30 de setembro de 2017

Coluna Liberal


Do Estado de Direito Democrático e das suas virtudes
-O senhor quer fatura com contribuinte?
Pergunta o empregado de balcão da loja ao cliente.
-Não! Responde o cliente. E prossegue: O Estado não tem que saber onde estive, o que ando a fazer e muito menos deve saber onde e quanto gasto do meu dinheiro.
Não há, nos dias que correm, melhor forma de afirmar e de garantir a liberdade individual do que se proteger do Estado, omnipotente e omnipresente que se foi construindo ao longo dos últimos 50 anos. Na verdade, os grandes males que a esquerda e a direita – mais a primeira do que a segunda - “controleiras“ infligiram sobre as sociedades modernas (o estado é de facto uma invenção moderna) foi a ideia de que o Estado não existe para servir os cidadãos mas sim o inverso. É verdade que não devemos centrar a nossa vida na polis perguntado o que pode a polis pode fazer por nós mas sim o que podemos nós fazer pela polis, ficou celebre e faz todo o sentido, a frase de Kennedy “não perguntes o que a Pátria pode fazer por ti pergunta antes o que tu podes fazer pela Pátria”. No entanto, não pode o cidadão andar permanentemente a ser perseguido pelos agentes do estado como se de um pervertido criminoso se tratasse nem pode o cidadão ser escravo das voracidades do Estado e dos seus agentes.
Ora o que melhor podemos fazer pela Pátria/Nação/Estado é participar da sua gestão das suas decisões, das suas contradições e das suas certezas. A participação politica, seja ela a que nível for, é a nossa melhor forma de afirmar a nossa liberdade e de garantir as melhores decisões, mesmo que essa participação cívica não vá além do ato de votar
O Estado de Direito Democrático é um produto do liberalismo. Para os liberais – onde nos incluímos- só os Estado de direito é capaz de garantir as liberdades individuais, a proteção de uns em relação aos outros ( o homo homini lupus de que nos fala Hobbes) e a propriedade privada.
Para que tal seja possível, as regras do estado devem ser claras, abrangentes e aplicáveis a todos os cidadãos sem diferenciação sem descriminações positivas ou negativas, simples e de compreensão facilitada.
Nas sociedades contemporâneas que melhor conhecemos e onde nos relacionamos, nomeadamente nos países da União Europeia, infelizmente, esses princípios do Estado de Direito Democrático e Liberal têm sofrido uma enorme erosão que nos tem trazido a conflitos e cisões sociais cada vez mais difíceis de combater e dirimir. No entanto, há ainda muitos grupos políticos que insistem em repetir à saciedade que as sociedades contemporâneas carecem de mais regulação e regulamentação, de mais descriminações positivas, de mais cisões.

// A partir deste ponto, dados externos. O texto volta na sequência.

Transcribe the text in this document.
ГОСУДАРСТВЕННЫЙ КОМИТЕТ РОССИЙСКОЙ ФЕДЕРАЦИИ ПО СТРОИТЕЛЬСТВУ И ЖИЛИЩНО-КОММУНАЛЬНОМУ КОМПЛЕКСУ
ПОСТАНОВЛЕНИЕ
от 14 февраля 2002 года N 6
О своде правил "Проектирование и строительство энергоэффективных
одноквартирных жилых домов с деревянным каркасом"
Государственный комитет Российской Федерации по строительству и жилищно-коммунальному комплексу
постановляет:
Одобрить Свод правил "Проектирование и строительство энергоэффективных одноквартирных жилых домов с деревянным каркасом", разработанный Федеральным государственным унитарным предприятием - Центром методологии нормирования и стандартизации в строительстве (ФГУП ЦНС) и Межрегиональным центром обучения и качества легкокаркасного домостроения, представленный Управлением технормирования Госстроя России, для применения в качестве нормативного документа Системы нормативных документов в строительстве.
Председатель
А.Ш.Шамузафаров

Em nome de questões como a segurança interna, a luta contra o terrorismo, a defesa das minorias ou a simples proteção do “bicho papão” que é o capitalismo os mais básicos princípios e preceitos do Estado de Direito Democrático estão a sofrer, desde há algum tempo, na França, na Alemanha e em outros países da União, um desgaste enorme, descurando assim, a proteção da informação individual e a proteção dos direitos e liberdades individuais.
A construção de um edifício legislativo por reação a um problema ou a uma questão social, diz-nos a história, não traz vantagens, bem pelo contrário. Quando o Estado legisla por necessidade (status necessitatis) essa legislação tende a ser fundamentada em juízos subjetivos já que o próprio conceito de necessidade, neste caso, é todo ele subjetivo face àquilo que se pretende seja alcançado.
Em 2016 o Conselho da Europa, na decorrência da declaração do Estado de Emergência em França em finais de 2015 (13 de novembro), alertou para os perigos que mecanismos políticos e judiciais como são a declaração do Estado de Emergência ou o Estado de Exceção, constituem para própria democracia por confundirem, não raras vezes, o facto e a necessidade de o prevenir com o próprio direto ou seja com a necessidade da norma para cumprir ou revogar as lacunas de outra norma. Os totalitarismos aplaudem.
Nunca é de mais lembrar nem sequer exagerado recordar que foi o Estado de Exceção, Estado de Emergência ou Estado de Necessidade ( cada um escolha  terminologia que melhor lhe soar) que permitiu a construção dos mais vis totalitarismos que a Europa viveu em todo o século XX, na Alemanha, em Itália, em Espanha e até, se quisermos, em Portugal.